Was macht das Projekt besonders? Was ist ein Alleinstellungsmerkmal von Grün4KRITIS?

Dieses Zusammendenken von GI und KRITIS ist definitiv ein Alleinstellungsmerkmal, da es in dieser Art noch nicht erforscht wurde. Es gibt umfangreiche langjährige Forschung zu grüner Infrastruktur und den Ökosystemleistungen die grüne Infrastruktur erbringt. Tatsächlich ist es unser Ziel, eine Neue bisher gar nicht etablierte Systemleistung zu entwickeln, die in eben dieser Schutzwirkung besteht. Genauso gibt es auch relativ viel zu Kritischer Infrastruktur, aber nicht explizit unter dem Gesichtspunkt was naturbasierte Lösungen zum Schutz kritischer Infrastruktur beitragen. Existierenden Projekten die sich mit dem Beitrag grüner Infrastruktur und dem Schutz vor Extremereignissen befassen, fehlt dieser spezielle KRITIS Bezug. Das spannende bei KRITIS ist, diese systemischen Zusammenhänge in den Vordergrund zu stellen. Wir schauen uns nicht nur an, welche Schäden in überschwemmungsgefährdeten Gebieten vermieden werden können, sondern auch welche Kaskadeneffekte, die Dritte in eigentlich nicht gefährdeten Gebieten betreffen, auftreten und vermieden werden können.

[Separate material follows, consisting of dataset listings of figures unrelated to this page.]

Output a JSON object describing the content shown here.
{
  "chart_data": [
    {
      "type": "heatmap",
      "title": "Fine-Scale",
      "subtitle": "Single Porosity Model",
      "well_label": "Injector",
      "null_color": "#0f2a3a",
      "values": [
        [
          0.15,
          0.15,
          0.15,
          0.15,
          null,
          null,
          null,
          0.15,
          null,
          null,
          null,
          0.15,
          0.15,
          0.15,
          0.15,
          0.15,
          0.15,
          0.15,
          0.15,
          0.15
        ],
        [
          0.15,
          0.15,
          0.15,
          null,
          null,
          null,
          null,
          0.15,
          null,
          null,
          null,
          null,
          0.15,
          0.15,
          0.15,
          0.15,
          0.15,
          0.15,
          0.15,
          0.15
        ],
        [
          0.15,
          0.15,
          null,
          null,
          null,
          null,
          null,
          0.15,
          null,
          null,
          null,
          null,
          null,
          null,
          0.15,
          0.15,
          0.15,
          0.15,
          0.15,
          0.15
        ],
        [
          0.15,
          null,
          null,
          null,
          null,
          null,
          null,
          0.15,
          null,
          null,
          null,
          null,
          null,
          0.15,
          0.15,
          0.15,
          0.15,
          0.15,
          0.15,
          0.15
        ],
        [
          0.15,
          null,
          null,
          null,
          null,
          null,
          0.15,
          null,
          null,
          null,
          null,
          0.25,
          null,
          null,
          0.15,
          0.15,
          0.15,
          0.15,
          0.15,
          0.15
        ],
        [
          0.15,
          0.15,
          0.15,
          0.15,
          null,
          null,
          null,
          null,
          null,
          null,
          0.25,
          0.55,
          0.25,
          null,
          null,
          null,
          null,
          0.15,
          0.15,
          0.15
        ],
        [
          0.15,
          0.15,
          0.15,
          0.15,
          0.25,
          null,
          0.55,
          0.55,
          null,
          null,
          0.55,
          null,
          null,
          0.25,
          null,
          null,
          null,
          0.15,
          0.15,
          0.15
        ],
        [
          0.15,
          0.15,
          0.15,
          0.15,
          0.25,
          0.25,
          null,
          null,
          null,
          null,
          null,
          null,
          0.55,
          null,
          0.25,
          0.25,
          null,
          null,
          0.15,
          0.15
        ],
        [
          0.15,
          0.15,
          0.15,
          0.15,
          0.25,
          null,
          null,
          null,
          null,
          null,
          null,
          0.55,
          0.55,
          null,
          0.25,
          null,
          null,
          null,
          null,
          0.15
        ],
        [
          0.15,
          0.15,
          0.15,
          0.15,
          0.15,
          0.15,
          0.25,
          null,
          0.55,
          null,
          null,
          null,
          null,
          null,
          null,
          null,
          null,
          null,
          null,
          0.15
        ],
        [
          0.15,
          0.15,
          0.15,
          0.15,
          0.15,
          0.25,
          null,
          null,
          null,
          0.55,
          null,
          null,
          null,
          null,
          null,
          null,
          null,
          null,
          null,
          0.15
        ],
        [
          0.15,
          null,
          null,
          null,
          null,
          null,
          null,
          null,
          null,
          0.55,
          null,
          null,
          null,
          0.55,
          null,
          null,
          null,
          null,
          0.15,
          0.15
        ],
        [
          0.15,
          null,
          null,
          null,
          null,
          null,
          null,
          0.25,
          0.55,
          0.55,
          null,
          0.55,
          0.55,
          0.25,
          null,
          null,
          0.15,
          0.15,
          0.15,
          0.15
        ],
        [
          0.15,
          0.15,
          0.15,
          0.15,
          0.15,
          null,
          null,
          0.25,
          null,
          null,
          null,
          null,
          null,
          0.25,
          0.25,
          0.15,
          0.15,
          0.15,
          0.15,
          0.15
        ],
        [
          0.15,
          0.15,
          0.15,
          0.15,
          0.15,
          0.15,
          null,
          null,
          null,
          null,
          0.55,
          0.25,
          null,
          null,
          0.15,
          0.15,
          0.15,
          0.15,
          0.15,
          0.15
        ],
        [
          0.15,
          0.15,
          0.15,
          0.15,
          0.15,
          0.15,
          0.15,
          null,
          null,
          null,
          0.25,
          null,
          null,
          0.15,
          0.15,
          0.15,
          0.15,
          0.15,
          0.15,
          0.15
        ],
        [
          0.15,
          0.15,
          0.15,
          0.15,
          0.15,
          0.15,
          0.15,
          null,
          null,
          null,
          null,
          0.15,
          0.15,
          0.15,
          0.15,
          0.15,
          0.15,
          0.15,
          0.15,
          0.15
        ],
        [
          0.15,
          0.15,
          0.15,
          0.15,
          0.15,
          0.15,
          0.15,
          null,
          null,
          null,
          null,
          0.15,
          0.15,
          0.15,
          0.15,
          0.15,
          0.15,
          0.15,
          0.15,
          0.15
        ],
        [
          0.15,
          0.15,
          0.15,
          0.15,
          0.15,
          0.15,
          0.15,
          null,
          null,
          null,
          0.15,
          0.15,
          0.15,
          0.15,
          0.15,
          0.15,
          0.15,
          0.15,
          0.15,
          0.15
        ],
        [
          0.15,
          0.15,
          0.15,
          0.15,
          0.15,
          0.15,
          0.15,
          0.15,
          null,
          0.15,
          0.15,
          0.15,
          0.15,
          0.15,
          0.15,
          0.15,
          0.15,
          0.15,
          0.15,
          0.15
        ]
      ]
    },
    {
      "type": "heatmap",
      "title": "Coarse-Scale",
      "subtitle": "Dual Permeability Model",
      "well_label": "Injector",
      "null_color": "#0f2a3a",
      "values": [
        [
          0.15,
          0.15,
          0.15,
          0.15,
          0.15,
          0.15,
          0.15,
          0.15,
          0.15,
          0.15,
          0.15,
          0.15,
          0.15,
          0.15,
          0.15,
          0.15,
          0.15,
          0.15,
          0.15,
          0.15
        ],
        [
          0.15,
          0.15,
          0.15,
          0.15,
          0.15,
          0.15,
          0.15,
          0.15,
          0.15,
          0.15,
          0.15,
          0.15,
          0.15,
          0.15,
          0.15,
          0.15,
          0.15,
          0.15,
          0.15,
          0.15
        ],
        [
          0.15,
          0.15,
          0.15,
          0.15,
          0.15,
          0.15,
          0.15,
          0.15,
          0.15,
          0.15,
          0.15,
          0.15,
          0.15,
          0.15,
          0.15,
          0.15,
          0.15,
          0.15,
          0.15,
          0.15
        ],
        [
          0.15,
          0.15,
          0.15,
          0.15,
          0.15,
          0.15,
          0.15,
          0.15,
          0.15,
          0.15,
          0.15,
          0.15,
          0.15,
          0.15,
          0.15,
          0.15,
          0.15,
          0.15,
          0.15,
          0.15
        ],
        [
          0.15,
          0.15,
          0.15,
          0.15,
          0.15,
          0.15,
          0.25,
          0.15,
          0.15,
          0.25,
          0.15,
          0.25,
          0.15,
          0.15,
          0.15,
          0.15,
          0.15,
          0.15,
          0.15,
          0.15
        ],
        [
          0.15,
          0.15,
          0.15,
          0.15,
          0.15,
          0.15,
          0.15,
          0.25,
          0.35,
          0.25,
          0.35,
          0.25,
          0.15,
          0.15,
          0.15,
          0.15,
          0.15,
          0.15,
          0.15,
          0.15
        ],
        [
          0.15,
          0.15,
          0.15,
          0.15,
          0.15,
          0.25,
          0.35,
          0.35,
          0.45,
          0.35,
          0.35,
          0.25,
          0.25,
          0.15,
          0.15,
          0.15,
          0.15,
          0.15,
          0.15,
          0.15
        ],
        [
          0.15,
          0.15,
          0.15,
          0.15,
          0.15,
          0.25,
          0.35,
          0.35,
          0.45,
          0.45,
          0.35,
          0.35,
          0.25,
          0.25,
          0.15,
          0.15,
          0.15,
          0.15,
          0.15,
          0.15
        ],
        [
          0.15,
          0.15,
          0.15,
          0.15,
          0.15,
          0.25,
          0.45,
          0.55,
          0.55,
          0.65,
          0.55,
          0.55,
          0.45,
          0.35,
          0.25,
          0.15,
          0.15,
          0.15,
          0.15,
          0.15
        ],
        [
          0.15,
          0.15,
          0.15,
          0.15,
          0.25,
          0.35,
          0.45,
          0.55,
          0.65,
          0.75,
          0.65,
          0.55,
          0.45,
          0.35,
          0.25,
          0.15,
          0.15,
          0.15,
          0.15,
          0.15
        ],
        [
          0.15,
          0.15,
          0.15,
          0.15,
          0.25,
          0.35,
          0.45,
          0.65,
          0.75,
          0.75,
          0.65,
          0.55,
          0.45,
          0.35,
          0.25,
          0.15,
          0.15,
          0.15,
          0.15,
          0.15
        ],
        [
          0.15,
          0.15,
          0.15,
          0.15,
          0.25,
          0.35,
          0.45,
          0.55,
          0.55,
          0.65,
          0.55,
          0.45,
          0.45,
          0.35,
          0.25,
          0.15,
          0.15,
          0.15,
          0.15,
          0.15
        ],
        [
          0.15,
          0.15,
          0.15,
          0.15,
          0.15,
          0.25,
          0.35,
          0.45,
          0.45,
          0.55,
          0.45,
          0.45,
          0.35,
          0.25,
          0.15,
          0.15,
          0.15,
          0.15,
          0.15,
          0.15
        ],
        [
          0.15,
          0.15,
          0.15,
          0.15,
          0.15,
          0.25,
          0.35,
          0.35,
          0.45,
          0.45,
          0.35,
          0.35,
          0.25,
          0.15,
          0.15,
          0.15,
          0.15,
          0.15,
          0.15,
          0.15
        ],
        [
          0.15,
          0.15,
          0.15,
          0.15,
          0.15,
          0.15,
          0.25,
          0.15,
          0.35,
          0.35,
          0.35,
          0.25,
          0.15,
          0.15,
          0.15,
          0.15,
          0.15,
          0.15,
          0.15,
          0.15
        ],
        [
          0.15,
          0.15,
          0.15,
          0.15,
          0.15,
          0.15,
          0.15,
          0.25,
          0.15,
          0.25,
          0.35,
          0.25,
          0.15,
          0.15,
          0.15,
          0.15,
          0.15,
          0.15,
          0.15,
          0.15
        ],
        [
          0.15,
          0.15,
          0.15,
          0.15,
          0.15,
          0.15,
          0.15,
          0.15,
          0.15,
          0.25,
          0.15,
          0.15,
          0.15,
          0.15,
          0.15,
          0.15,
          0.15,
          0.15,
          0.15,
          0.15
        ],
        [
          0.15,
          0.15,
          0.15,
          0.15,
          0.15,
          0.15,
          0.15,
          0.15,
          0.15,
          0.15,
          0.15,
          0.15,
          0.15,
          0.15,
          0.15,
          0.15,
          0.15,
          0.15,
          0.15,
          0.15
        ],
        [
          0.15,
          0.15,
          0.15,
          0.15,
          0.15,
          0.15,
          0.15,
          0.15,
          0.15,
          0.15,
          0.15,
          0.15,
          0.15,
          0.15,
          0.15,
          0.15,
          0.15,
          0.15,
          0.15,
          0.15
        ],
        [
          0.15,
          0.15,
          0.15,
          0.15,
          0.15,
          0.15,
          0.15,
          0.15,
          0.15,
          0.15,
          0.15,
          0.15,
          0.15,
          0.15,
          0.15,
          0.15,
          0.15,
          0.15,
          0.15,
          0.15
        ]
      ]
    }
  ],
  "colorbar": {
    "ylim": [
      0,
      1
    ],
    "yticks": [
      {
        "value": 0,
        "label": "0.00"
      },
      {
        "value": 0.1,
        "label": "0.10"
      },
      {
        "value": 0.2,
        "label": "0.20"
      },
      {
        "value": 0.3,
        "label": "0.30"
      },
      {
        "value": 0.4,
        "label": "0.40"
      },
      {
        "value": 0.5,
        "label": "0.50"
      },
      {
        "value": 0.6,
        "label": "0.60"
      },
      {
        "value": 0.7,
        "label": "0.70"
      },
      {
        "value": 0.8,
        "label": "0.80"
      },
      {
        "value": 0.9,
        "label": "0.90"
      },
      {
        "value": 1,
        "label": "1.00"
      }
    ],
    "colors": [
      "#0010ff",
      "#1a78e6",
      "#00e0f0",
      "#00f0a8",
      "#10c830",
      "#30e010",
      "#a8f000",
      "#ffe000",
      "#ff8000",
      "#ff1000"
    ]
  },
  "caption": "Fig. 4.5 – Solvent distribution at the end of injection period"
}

Wodurch kam die EU-Förderung zustande?

Das Strukturfördermittel EFRE ist eigentlich kein klassisches Förderprogramm für uns. Unsere europäischen Förderprojekte fallen normalerweise unter das Forschungsrahmenprogramm Horizon Europe. Allerdings haben wir diese Ausschreibung gesehen und die hat mich auf diese Forschungsidee zum Zusammenhang zwischen grüner und Kritischer Infrastruktur gebracht. Da eine ehemalige Mitarbeiterin, die bei mir zum Thema kritische Infrastruktur promoviert hat, jetzt beim RVR zum Thema grüne Infrastruktur arbeitet, hat sich eine Kooperation angeboten und wir konnten den RVR für die Idee begeistern. So ist es letztendlich zu dieser Projektstruktur gekommen. Nicht zuletzt ist durch die Zusammenarbeit mit dem RVR auch der Anwendungsbezug des EFRE gegeben, da der RVR durch den Masterplan „Grüne Infrastruktur Ruhr“ direkt mit der Umsetzung betraut ist.